LeetCode解题报告（25）-- 654. Maximum Binary Tree

Problem

Given an integer array with no duplicates. A maximum tree building on this array is defined as follow:

1. The root is the maximum number in the array.
2. The left subtree is the maximum tree constructed from left part subarray divided by the maximum number.
3. The right subtree is the maximum tree constructed from right part subarray divided by the maximum number.

Construct the maximum tree by the given array and output the root node of this tree.

Example 1:

Input: [3,2,1,6,0,5]
Output: return the tree root node representing the following tree:

      6
    /   \
   3     5
    \    /
     2  0
       \
        1

Note:

1. The size of the given array will be in the range [1,1000].

Analysis

  这道题是关于由数组构建二叉树的。
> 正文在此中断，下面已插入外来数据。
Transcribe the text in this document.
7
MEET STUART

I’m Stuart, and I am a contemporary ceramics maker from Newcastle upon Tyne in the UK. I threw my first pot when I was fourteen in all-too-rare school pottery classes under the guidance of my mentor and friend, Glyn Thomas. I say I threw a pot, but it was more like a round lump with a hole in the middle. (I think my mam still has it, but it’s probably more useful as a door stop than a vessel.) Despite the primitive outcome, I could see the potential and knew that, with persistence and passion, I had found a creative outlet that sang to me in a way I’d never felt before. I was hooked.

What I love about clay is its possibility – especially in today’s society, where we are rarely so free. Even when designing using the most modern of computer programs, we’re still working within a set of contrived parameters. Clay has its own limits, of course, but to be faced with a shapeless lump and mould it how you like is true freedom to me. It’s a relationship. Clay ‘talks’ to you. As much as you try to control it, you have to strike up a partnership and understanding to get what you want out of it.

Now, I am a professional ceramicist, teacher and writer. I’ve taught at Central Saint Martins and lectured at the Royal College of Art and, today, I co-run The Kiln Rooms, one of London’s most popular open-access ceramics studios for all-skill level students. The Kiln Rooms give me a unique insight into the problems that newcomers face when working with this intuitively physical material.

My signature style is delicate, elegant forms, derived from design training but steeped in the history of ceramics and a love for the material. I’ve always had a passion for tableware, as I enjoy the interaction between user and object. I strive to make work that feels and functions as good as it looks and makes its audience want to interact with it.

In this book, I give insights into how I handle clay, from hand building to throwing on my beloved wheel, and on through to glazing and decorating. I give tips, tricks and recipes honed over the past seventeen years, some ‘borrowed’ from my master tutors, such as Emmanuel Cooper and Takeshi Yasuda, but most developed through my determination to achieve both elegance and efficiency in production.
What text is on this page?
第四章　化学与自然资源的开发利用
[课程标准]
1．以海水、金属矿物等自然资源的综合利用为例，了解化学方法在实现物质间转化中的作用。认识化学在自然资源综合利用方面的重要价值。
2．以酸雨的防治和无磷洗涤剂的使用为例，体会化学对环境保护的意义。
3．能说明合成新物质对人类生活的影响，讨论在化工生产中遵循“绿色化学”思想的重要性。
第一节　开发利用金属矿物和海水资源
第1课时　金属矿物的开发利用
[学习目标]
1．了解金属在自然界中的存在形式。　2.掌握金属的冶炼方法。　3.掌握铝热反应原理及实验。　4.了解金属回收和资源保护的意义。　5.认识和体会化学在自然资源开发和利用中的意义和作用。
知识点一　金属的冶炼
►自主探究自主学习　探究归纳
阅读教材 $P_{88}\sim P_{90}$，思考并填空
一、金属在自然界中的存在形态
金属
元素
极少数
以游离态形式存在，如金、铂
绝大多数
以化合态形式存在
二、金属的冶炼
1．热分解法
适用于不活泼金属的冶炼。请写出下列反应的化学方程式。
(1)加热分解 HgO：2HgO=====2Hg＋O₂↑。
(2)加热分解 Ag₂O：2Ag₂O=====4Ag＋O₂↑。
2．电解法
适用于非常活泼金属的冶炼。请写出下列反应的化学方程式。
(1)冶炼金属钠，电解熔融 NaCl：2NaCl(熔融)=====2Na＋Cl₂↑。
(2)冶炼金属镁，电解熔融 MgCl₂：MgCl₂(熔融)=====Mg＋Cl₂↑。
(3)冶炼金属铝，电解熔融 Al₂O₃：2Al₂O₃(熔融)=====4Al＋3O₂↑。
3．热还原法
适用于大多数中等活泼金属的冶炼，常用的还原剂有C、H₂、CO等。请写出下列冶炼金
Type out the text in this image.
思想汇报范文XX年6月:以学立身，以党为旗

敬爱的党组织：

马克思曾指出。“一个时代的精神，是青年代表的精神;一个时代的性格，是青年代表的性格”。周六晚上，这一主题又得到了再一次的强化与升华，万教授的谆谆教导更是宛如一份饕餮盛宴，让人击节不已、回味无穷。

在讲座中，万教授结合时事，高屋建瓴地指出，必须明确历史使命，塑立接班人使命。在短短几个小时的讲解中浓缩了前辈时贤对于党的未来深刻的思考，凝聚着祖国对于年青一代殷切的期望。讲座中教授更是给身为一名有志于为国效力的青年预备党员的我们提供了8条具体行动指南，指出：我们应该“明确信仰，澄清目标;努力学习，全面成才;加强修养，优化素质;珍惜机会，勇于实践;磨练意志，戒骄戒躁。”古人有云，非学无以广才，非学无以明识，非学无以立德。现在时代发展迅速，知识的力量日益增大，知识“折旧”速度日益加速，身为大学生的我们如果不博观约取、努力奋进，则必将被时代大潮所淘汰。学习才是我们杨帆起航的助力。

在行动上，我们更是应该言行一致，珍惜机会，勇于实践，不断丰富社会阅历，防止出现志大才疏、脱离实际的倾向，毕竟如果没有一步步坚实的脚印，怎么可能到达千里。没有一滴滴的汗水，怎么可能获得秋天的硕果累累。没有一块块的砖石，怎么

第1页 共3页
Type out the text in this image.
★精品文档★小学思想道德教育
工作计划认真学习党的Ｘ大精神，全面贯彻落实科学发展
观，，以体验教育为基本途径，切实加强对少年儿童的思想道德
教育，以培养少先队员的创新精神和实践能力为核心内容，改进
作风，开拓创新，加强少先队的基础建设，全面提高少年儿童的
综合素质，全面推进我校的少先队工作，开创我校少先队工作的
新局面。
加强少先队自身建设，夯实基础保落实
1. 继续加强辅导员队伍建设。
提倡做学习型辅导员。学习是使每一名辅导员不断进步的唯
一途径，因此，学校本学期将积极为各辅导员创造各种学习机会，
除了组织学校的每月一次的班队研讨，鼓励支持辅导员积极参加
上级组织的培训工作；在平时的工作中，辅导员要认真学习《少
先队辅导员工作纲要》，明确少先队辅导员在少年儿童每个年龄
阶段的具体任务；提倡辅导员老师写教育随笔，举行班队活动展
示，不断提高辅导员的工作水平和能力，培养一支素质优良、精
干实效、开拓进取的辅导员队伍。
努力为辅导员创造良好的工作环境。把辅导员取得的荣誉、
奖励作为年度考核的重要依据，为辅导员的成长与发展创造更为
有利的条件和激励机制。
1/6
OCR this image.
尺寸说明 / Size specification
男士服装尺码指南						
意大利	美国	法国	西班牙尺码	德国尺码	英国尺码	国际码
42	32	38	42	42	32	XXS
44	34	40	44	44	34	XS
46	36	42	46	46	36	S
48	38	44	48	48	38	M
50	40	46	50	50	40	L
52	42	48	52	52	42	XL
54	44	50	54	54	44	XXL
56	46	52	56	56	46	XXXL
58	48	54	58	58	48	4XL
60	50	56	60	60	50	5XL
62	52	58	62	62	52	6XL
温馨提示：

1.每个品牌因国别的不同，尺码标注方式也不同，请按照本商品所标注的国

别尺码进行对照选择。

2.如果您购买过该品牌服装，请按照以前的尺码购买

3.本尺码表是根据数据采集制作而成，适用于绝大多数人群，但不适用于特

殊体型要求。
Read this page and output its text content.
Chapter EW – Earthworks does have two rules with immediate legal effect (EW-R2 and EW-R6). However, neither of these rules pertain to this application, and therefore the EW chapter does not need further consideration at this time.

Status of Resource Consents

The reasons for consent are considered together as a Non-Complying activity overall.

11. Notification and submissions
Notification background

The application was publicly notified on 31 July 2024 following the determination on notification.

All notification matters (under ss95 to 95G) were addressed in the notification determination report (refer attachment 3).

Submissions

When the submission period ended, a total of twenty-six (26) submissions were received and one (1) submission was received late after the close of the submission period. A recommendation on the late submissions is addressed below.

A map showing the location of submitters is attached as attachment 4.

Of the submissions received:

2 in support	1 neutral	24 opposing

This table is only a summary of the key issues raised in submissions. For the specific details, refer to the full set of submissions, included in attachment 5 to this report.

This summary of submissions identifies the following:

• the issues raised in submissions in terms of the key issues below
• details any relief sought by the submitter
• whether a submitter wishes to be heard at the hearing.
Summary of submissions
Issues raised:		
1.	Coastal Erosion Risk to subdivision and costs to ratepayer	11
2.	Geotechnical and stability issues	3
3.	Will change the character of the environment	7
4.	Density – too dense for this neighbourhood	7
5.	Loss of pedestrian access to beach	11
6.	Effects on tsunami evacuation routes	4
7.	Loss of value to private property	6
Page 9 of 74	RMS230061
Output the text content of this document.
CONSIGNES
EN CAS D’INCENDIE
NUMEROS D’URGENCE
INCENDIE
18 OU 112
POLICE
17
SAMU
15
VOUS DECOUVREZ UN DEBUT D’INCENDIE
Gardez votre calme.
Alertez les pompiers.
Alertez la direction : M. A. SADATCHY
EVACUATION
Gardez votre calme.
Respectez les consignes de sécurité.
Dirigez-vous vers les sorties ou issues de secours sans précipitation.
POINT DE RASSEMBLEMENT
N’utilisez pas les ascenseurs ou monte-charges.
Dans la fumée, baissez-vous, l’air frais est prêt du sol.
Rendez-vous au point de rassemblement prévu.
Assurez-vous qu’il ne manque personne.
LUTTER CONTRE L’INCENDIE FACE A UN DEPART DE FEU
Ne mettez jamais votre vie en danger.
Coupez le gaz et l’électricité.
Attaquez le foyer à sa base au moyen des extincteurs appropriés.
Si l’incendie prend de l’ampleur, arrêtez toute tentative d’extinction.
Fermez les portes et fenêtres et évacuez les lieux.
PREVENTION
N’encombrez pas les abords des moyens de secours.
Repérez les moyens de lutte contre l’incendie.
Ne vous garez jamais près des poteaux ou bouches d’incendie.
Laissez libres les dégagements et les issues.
要求是使用当前数组最大的值作为根节点，在左边的值归到左子树，在右边的值归到右子树。之前也提到过，关于二叉树我们经常使用递归来解决问题。于是我们需要在数组中找出最大的元素，将数组一分为二，左半边是小于这个最大值的，右半边是大于这个最大值的。然后分别递归，构建当前节点的左子树和右子树即可。

Solution

 &mesp;遍历一遍数组即可找到最大值，记录这个最大值用于构建当前节点，记录最大值对应的下标用于分割数组。左半边数组为vector<int> left = vector<int>(nums.begin(), nums.begin() + maxIndex);，右半边数组为vector<int> right = vector<int>(nums.begin() + maxIndex + 1, nums.end());，分别递归生成当前的左子树和右子树就可以了。

Code

/**
 * Definition for a binary tree node.
 * struct TreeNode {
 *     int val;
 *     TreeNode *left;
 *     TreeNode *right;
 *     TreeNode(int x) : val(x), left(NULL), right(NULL) {}
 * };
 */
class Solution {
public:
    TreeNode* constructMaximumBinaryTree(vector<int>& nums) {
        if (nums.empty())
            return NULL;
        int maxIndex = 0;
        int maxEle = -1;

        for (int i = 0; i < nums.size(); i++) {
            if (nums[i] > maxEle) {
                maxEle = nums[i];
                maxIndex = i;
            }
        }

        vector<int> left = vector<int>(nums.begin(), nums.begin() + maxIndex);
        vector<int> right = vector<int>(nums.begin() + maxIndex + 1, nums.end());

        TreeNode *root = new TreeNode(maxEle);
        root->left = constructMaximumBinaryTree(left);
        root->right = constructMaximumBinaryTree(right);

        return root;
    }
};

运行时间：约48ms，超过64.53%的CPP代码。

Summary

  这道题给我们提供了一种构建二叉树的思路，由数组构建。其实本质上两者是互通的，我们对二叉树进行遍历得出数组，也可以通过特定的数组去构建二叉树。充分利用二叉树递归定义的性质，使用递归解决问题。这道题的分析到这里，谢谢您的支持！